Wolves, Moose in Decline in National Park
TRAVERSE CITY, Mich. — Chased into the Lake Superior shallows, mauled and left for dead by fellow wolves, the young female struggled to shore and collapsed. A lone male came to the rescue, licking her wounds and staying on as she recovered.
Together they formed a successful and prolific pack, with the female bearing at least 19 pups. But their love story has ended tragically: A rival pack killed the female this winter, a year after fatally attacking her mate as he munched on a moose carcass.
“All we found were the skull and a radio collar,” Rolf Peterson, a wildlife research professor at Michigan Technological University, said Wednesday.
Because of its isolation, the Isle Royale National Park is an ideal setting for wildlife study – and researchers are noting a troubling development: the island’s wolf and moose populations are declining.
The population of moose – the wolves’ primary food source – is at its lowest since wildlife biologists began studying the two species’ predator-prey relationship in the park 49 years ago.
The annual census turned up 385 moose, down from the previous low of 450 last winter. Wolf numbers fell from 30 to 21 during the same period, largely because of hunger.
“We’re definitely in uncharted territory,” said John Vucetich, a Michigan Tech assistant professor who teams with Peterson on the project.
Isle Royale had more than 1,000 moose as recently as 2002. But nature has dealt a one-two punch: a run of unusually hot summers and an infestation of blood-sucking ticks.
Instead of fattening themselves for winter, moose are spending too much of the fleeting summers seeking shelter from the sun and trying to remove the nasty parasites by rubbing against trees and biting their hair out.
One moose can host tens of thousands of ticks. Weakened by weight and blood loss, many are unable to fight off ravenous wolf packs.
Despite their dramatic slide, it’s highly unlikely all the moose will die, Peterson said.
“The wolves are the ones that would be at risk, through their own actions in a way,” he said. “Ten years from now, it will be pretty dismal for the wolves” because they’re gobbling up moose calves before they can breed and rebuild the herd.
Yet the wolves have overcome other dangers, including a virus outbreak that nearly wiped them out in the late 1980s.
“It looks terribly precarious,” Vucetich said. “But amazingly, these things tend to fix themselves more often than not.”
Peterson, who witnessed the earlier attack on the female and her rescue by her future mate from an airplane in 2000, said only one other wolf is known to have borne more pups during the study period.
She and her mate produced seven litters. “It’s pretty unusual for a pair to survive and do well for that long,” Peterson said.
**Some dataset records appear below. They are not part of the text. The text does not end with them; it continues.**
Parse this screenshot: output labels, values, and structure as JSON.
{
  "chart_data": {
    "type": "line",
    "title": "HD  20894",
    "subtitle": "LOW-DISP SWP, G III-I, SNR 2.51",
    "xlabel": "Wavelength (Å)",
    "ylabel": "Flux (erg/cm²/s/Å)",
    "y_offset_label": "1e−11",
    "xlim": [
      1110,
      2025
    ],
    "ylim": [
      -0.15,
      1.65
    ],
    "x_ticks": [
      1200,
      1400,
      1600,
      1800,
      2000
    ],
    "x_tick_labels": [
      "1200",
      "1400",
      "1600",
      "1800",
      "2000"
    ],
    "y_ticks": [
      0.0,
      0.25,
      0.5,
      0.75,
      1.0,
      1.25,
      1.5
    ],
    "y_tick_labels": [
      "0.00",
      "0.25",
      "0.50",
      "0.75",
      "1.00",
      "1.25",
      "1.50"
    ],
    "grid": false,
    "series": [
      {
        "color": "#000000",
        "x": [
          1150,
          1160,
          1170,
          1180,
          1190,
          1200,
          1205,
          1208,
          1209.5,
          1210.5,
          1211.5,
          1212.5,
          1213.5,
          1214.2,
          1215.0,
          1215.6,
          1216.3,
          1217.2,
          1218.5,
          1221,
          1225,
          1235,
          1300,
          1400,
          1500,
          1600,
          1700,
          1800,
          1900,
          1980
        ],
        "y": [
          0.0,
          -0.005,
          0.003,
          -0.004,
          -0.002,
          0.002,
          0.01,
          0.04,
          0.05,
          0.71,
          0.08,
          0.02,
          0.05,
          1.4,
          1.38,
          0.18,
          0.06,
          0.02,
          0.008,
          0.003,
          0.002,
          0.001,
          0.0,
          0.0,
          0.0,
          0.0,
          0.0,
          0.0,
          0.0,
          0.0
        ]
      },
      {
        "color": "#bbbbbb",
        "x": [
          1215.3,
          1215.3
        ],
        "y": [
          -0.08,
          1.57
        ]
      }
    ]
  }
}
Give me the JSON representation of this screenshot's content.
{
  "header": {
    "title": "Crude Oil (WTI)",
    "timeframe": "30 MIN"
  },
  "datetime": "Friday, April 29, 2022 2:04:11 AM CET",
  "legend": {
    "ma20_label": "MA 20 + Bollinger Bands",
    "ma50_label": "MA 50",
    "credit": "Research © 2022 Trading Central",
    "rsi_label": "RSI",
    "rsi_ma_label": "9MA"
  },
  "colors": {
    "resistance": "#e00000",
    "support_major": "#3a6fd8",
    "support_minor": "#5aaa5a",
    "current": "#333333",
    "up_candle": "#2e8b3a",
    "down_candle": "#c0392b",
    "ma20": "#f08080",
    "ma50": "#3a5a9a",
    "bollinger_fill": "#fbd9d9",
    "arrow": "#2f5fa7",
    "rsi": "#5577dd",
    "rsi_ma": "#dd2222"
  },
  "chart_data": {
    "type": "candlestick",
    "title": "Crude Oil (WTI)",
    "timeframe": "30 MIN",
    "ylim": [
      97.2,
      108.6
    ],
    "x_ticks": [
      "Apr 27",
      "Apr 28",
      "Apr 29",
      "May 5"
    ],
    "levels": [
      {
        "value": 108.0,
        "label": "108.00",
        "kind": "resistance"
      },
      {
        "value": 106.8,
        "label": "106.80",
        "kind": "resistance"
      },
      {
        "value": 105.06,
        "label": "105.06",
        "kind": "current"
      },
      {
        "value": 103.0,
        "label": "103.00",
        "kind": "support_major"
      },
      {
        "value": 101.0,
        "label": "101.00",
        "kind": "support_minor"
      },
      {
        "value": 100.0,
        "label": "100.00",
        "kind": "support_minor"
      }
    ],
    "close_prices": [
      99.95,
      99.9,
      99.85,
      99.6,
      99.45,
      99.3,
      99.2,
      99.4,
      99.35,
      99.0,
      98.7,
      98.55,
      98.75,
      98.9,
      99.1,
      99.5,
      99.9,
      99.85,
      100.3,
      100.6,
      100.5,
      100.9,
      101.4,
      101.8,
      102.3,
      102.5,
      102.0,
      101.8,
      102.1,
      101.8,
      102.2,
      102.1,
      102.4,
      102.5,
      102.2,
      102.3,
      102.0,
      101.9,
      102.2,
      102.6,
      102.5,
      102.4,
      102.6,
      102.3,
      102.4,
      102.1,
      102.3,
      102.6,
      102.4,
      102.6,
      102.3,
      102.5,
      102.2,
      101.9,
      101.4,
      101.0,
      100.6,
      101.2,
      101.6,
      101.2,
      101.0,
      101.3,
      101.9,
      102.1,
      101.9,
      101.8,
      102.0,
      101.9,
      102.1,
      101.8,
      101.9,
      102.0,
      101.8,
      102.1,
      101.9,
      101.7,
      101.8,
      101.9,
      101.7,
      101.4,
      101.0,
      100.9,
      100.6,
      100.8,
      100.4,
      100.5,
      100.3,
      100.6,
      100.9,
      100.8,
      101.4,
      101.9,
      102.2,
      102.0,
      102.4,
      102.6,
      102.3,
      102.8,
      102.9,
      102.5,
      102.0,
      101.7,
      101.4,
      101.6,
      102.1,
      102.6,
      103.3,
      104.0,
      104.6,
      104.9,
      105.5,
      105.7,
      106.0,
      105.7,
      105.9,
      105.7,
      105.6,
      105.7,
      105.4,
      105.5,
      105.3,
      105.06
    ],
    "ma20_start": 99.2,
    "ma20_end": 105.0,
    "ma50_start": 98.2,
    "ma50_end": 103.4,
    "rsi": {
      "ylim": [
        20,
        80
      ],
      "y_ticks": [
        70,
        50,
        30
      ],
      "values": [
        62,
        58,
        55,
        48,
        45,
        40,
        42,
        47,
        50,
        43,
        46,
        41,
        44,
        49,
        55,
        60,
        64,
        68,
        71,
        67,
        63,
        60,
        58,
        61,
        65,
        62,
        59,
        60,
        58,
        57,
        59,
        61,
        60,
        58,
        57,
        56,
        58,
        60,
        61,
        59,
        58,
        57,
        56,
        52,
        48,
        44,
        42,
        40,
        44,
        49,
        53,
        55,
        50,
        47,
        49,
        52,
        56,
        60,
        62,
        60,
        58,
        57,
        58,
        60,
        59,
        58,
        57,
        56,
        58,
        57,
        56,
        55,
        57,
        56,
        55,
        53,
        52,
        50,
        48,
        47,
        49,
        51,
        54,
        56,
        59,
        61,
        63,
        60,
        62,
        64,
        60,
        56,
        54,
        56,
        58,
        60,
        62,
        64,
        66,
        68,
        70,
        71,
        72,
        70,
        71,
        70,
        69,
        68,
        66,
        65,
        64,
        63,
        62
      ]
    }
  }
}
They were alpha members of what the researchers dubbed the Chippewa Harbor Pack, one of three packs roaming the 45-mile-long archipelago in northwestern Lake Superior. The rival East Pack apparently caught her trespassing in its territory, Vucetich said.
Chippewa Harbor has two new alphas, whose strength and tenacity will determine whether the pack survives.
Although focusing on the wolves and moose, the scientists also monitor how their ups and downs affect other species. Foxes, for example, are hurting because wolves are eating every morsel of their kills, leaving less for other animals to scavenge.
“It’s all so connected, and that’s half of what makes it so fascinating,” Vucetich said.